Maddow Blog | Despite lengthy to-do list, GOP reps eye work on home appliances

By any fair measure, Congress is facing a daunting to-do list. Without prompt action from lawmakers, for example, Republicans will have allowed Russia to take part of eastern Europe by force.

But that’s just the start. Members also have work to do on providing funding to repair the Key Bridge in Baltimore, reauthorizing the soon-to-expire Foreign Intelligence Surveillance Act (FISA), deciding what to do with a child tax credit expansion, completing work on a possible TikTok bill, reauthorizing the FAA, finishing work on a rail-safety bill, and wrapping up work on the impeachment case against the Homeland Security secretary.

But it’s against this backdrop that the GOP-led House Rules Committee — which tends to be the last stop for bills before they reach the House floor for final votes — unveiled its schedule for next week. These are the actual bills — I’m not kidding — that the panel will take up on Monday and send to the floor for consideration from the full House.

  • H.R. 6192 — Hands Off Our Home Appliances Act

  • H.R. 7673 — Liberty in Laundry Act

  • H.R. 7645 — Clothes Dryers Reliability Act

  • H.R. 7637 — Refrigerator Freedom Act

  • H.R. 7626 — Affordable Air Conditioning Act

  • H.R. 7700 — Stop Unaffordable Dishwasher Standards Act

As Democratic Rep. Don Beyer of Virginia wrote via social media, in reference to the list of bills, “This is real. This is actually what Republicans are preparing to spend next week on in the House. Really.”

At this point, readers might be wondering why in the world the hapless House Republican majority is poised to tackle a half-dozen pieces of legislation related to home appliances. There are, broadly speaking, two parts to the answer.

A PunchBowl News report helped summarize the first part nicely: “These are all part of the Republican culture war clash over energy efficiency and climate change. It’s similar to the gas stove hysteria or Trump’s war on low-flush toilets and light bulbs.

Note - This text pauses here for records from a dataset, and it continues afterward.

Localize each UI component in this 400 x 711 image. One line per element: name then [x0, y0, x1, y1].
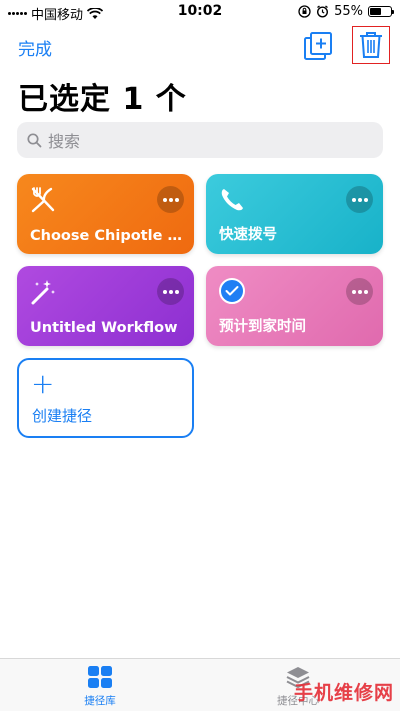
- create-shortcut-label: 创建捷径: [32, 407, 93, 425]
- shortcut-card[interactable]: Untitled Workflow: [17, 266, 194, 346]
- search-icon: [27, 132, 42, 147]
- status-right: 55%: [298, 4, 394, 19]
- phone-icon: [221, 189, 243, 211]
- duplicate-button[interactable]: [303, 31, 333, 61]
- battery-fill: [370, 8, 381, 15]
- more-button[interactable]: [157, 278, 184, 305]
- search-input[interactable]: 搜索: [17, 122, 383, 158]
- fork-knife-icon: [31, 187, 55, 213]
- shortcut-card[interactable]: 快速拨号: [206, 174, 383, 254]
- battery-icon: [368, 6, 394, 17]
- watermark: 手机维修网: [293, 682, 394, 704]
- more-button[interactable]: [346, 186, 373, 213]
- more-button[interactable]: [346, 278, 373, 305]
- page-title: 已选定 1 个: [18, 82, 187, 117]
- grid-icon: [88, 666, 112, 688]
- plus-icon: +: [31, 367, 55, 400]
- magic-wand-icon: [31, 280, 55, 305]
- selected-indicator[interactable]: [219, 278, 245, 304]
- search-placeholder: 搜索: [48, 132, 81, 151]
- shortcut-label: 预计到家时间: [219, 319, 306, 335]
- shortcut-card-selected[interactable]: 预计到家时间: [206, 266, 383, 346]
- delete-button[interactable]: [352, 26, 390, 64]
- battery-percent: 55%: [334, 4, 363, 19]
- done-button[interactable]: 完成: [18, 35, 52, 60]
- shortcut-card[interactable]: Choose Chipotle O...: [17, 174, 194, 254]
- status-bar: 中国移动 10:02 55%: [0, 0, 400, 24]
- more-button[interactable]: [157, 186, 184, 213]
- shortcut-label: 快速拨号: [219, 227, 277, 243]
- trash-icon: [360, 32, 382, 58]
- shortcut-label: Untitled Workflow: [30, 320, 178, 336]
- checkmark-icon: [225, 286, 239, 296]
- create-shortcut-button[interactable]: + 创建捷径: [17, 358, 194, 438]
- shortcut-label: Choose Chipotle O...: [30, 228, 186, 244]
- alarm-icon: [317, 5, 329, 18]
- tab-library-label: 捷径库: [84, 695, 116, 707]
- orientation-lock-icon: [298, 5, 311, 18]
- tab-library[interactable]: 捷径库: [60, 665, 140, 708]
- duplicate-icon: [304, 32, 332, 60]
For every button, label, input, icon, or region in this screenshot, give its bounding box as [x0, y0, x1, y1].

Quite right. GOP lawmakers know that these home-appliance-related bills aren’t going anywhere in the Democratic-led Senate, but they don’t care. They want to be able to tell the far-right Republican base that they’re on Capitol Hill, fighting tooth and nail in support of pointless messaging bills that combat energy conservation standards on clothes washers.

And clothes dryers. And refrigerators. And dishwashers. And air conditioners.

But the other part of the problem is while Republicans realize they have real work to do on everything from national security to infrastructure to tax policy, but that work (a) is difficult; (b) requires real legislative work; and (c) necessitates meaningful, bipartisan solutions.

House GOP members tend not to like rolling up their sleeves and doing the unglamorous work of solving problems. It’s far more satisfying and entertaining to tee up the “Hands Off Our Home Appliances Act” — which will no doubt make for delightful fundraising letters and several Fox News segments — while real priorities in need of Republicans’ attention wither.